Ante o exposto, DOU PROVIMENTO à apelação do INSS, para julgar improcedente o pedido formulado na inicial, restando prejudicado o apelo da autora.
É o voto.
E M E N T A
PREVIDENCIÁRIO. APOSENTADORIA POR INVALIDEZ OU AUXÍLIO-DOENÇA. INCAPACIDADE PREEXISTENTE À REAQUISIÇÃO DA QUALIDADE DE SEGURADO. LITIGÂNCIA DE MÁ FÉ. DOLO PROCESSUAL PRESUMIDO. IMPOSSIBILIDADE.INVERSÃO DO ÔNUS DA SUCUMBÊNCIA.

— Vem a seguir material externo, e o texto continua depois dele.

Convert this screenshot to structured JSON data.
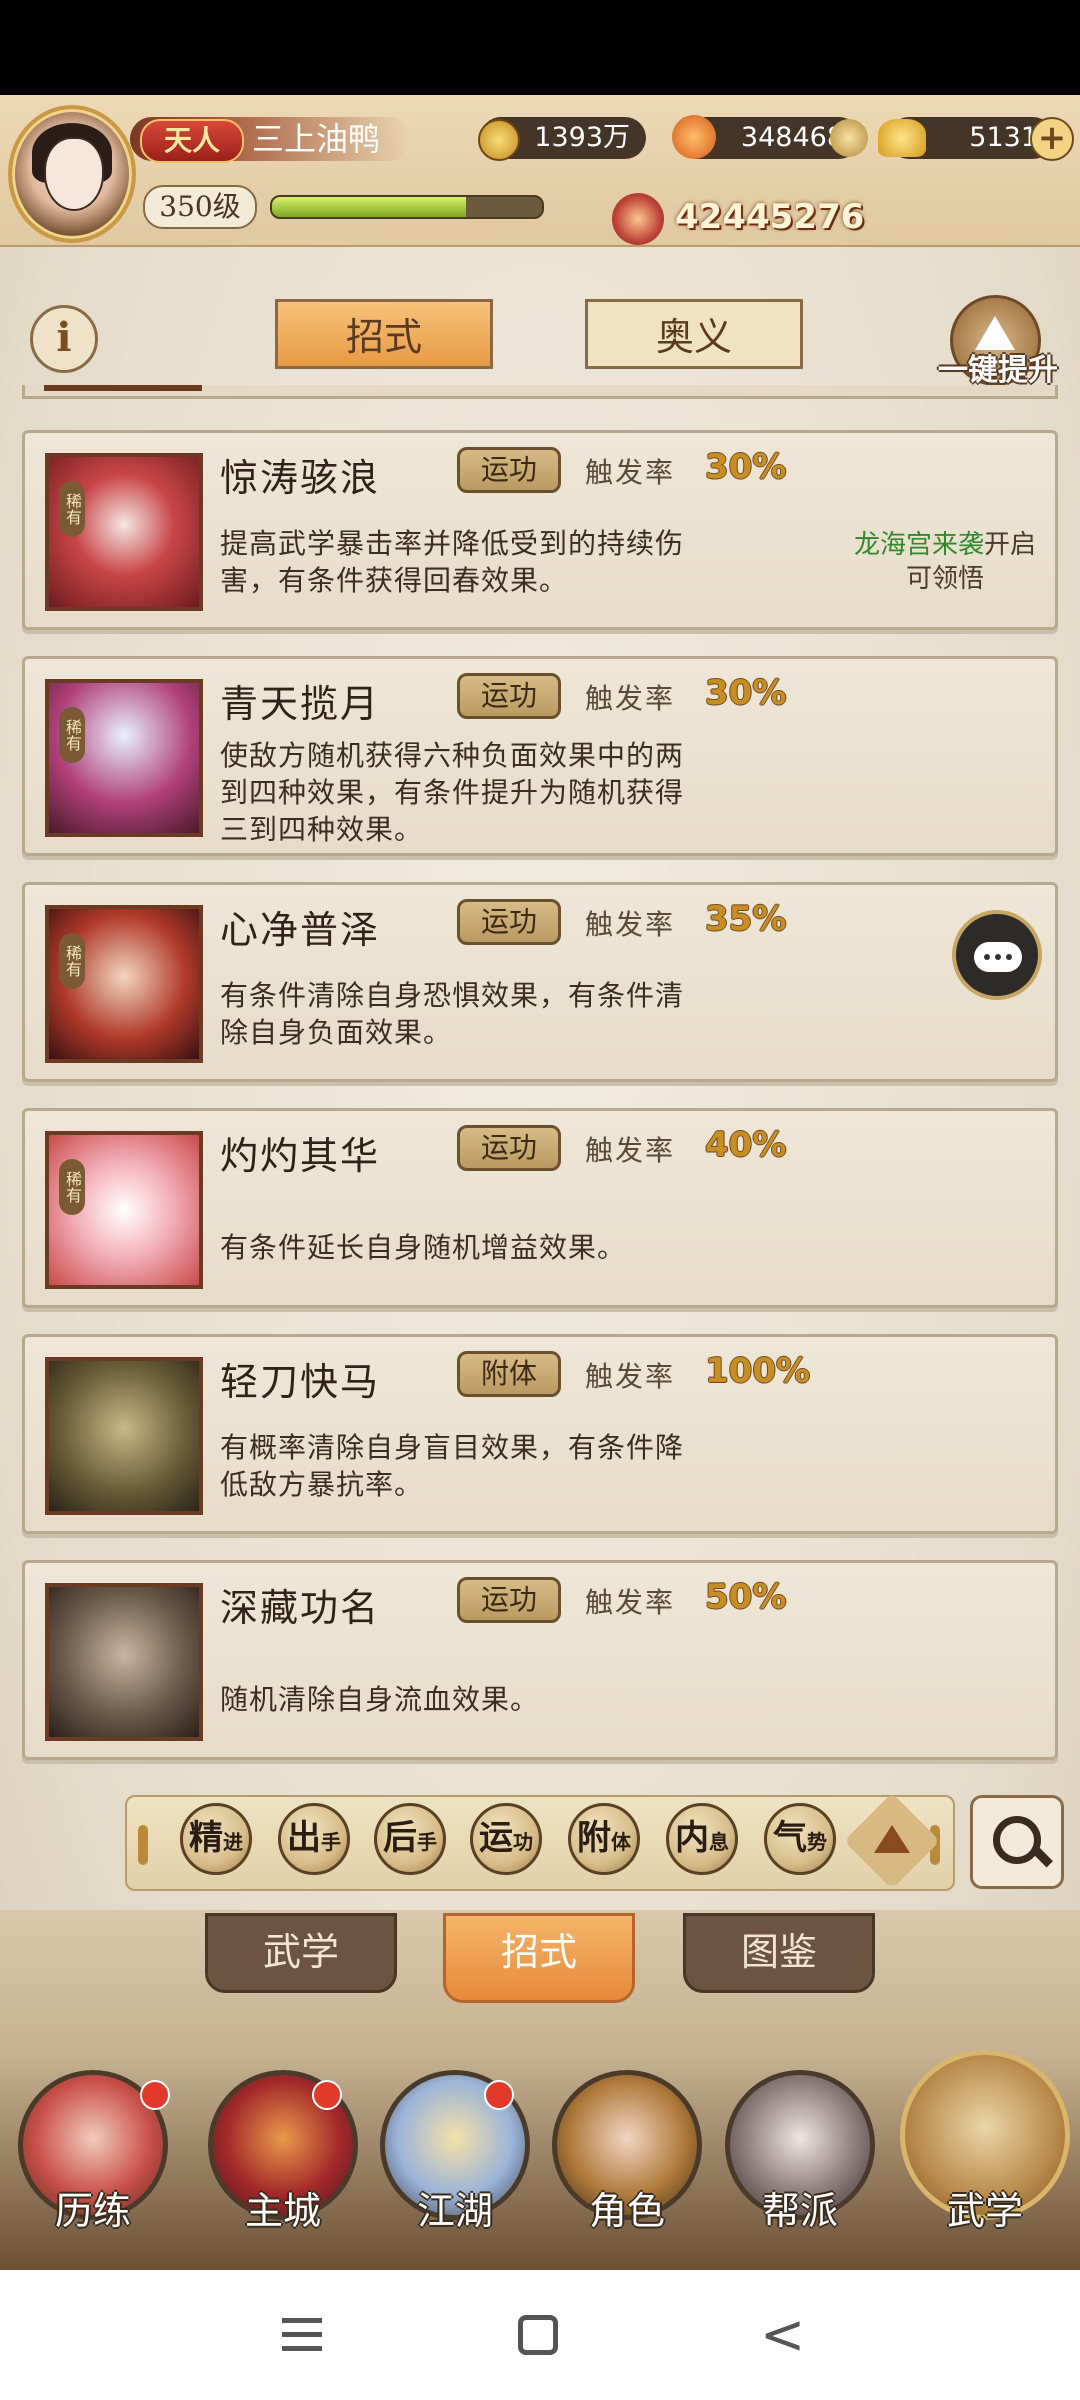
{
  "header": {
    "rank_badge": "天人",
    "player_name": "三上油鸭",
    "level": "350级",
    "xp_fraction": 0.72,
    "silver": "1393万",
    "ingots": "348468",
    "gold": "5131",
    "power": "42445276"
  },
  "tabs": {
    "moves": "招式",
    "secrets": "奥义",
    "one_key_upgrade": "一键提升"
  },
  "trigger_label": "触发率",
  "cards": [
    {
      "name": "惊涛骇浪",
      "badge": "稀有",
      "type": "运功",
      "rate": "30%",
      "desc_lines": [
        "提高武学暴击率并降低受到的持续伤",
        "害，有条件获得回春效果。"
      ],
      "unlock_source": "龙海宫来袭",
      "unlock_suffix": "开启",
      "unlock_line2": "可领悟"
    },
    {
      "name": "青天揽月",
      "badge": "稀有",
      "type": "运功",
      "rate": "30%",
      "desc_lines": [
        "使敌方随机获得六种负面效果中的两",
        "到四种效果，有条件提升为随机获得",
        "三到四种效果。"
      ]
    },
    {
      "name": "心净普泽",
      "badge": "稀有",
      "type": "运功",
      "rate": "35%",
      "desc_lines": [
        "有条件清除自身恐惧效果，有条件清",
        "除自身负面效果。"
      ]
    },
    {
      "name": "灼灼其华",
      "badge": "稀有",
      "type": "运功",
      "rate": "40%",
      "desc_lines": [
        "有条件延长自身随机增益效果。"
      ]
    },
    {
      "name": "轻刀快马",
      "type": "附体",
      "rate": "100%",
      "desc_lines": [
        "有概率清除自身盲目效果，有条件降",
        "低敌方暴抗率。"
      ]
    },
    {
      "name": "深藏功名",
      "type": "运功",
      "rate": "50%",
      "desc_lines": [
        "随机清除自身流血效果。"
      ]
    }
  ],
  "filters": [
    {
      "main": "精",
      "sub": "进"
    },
    {
      "main": "出",
      "sub": "手"
    },
    {
      "main": "后",
      "sub": "手"
    },
    {
      "main": "运",
      "sub": "功"
    },
    {
      "main": "附",
      "sub": "体"
    },
    {
      "main": "内",
      "sub": "息"
    },
    {
      "main": "气",
      "sub": "势"
    }
  ],
  "sub_tabs": {
    "martial": "武学",
    "moves": "招式",
    "catalog": "图鉴"
  },
  "bottom_nav": {
    "training": "历练",
    "city": "主城",
    "jianghu": "江湖",
    "character": "角色",
    "guild": "帮派",
    "martial": "武学"
  },
  "colors": {
    "accent_orange": "#e89a45",
    "rate_gold": "#c98e23",
    "unlock_green": "#2e8a2a"
  }
}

1. Os benefícios por incapacidade, previstos na Lei nº 8.213/91, destinam-se aos segurados que, após o cumprimento da carência de 12 (doze) meses (art. 25, I), sejam acometidos por incapacidade laboral: (i) incapacidade total e definitiva para qualquer atividade laborativa, no caso de aposentadoria por invalidez (art. 42), ou (ii) incapacidade para a atividade habitual por mais de 15 (quinze) dias consecutivos, no caso de auxílio-doença (art. 59).
2. Para a obtenção dos benefícios por incapacidade, deve o requerente comprovar o preenchimento dos seguintes requisitos: (i) qualidade de segurado, (ii) cumprimento da carência, quando for o caso, e (iii) incapacidade laboral.
3. Preexistência da incapacidade ao ingresso no RGPS. A autora padece de doenças crônico/degenerativas, de caráter evolutivo, comumente consolidadas com o passar dos anos, pelo que forçoso concluir que a doença já se manifestara quando da filiação.
4. A doença ou invalidez são contingências futuras e incertas, todavia, as doenças degenerativas, evolutivas, próprias do envelhecer devem ser analisadas com parcimônia, já que filiações extemporâneas e reingressos tardios afrontam a lógica do sistema, causando desequilíbrio financeiro e atuarial.
5. Se é certo que a filiação a qualquer tempo não é vedada, também é correto afirmar que a aposentadoria por invalidez não pode se dar por moléstia já existente quando dessa filiação.
6. Reputa-se litigante de má-fé aquele que, no processo, age de forma dolosa ou culposa, de forma a causar prejuízo à parte contrária.
7. O autor não se utilizou de expedientes processuais desleais, desonestos e procrastinatórios visando à vitória na demanda a qualquer custo, mas tão-somente agiu de forma a obter uma prestação jurisdicional favorável. Litigância de má-fé presumida pelo juízo a quo. Impossibilidade. Precedentes.
8. Ausência de prova satisfatória da existência do dano à parte contrária e da configuração de conduta dolosa. Litigância de má fé não caracterizada.
9. Inversão do ônus da sucumbência. Exigibilidade dos honorários condicionada à hipótese prevista no § 3º do artigo 98 do Código de Processo Civil/2015. Tutela revogada.
10. Apelo do INSS provido.
ACÓRDÃO
Vistos e relatados estes autos em que são partes as acima indicadas, a Sétima Turma, por unanimidade, decidiu dar provimento à apelação, nos termos do relatório e voto que ficam fazendo parte integrante do presente julgado.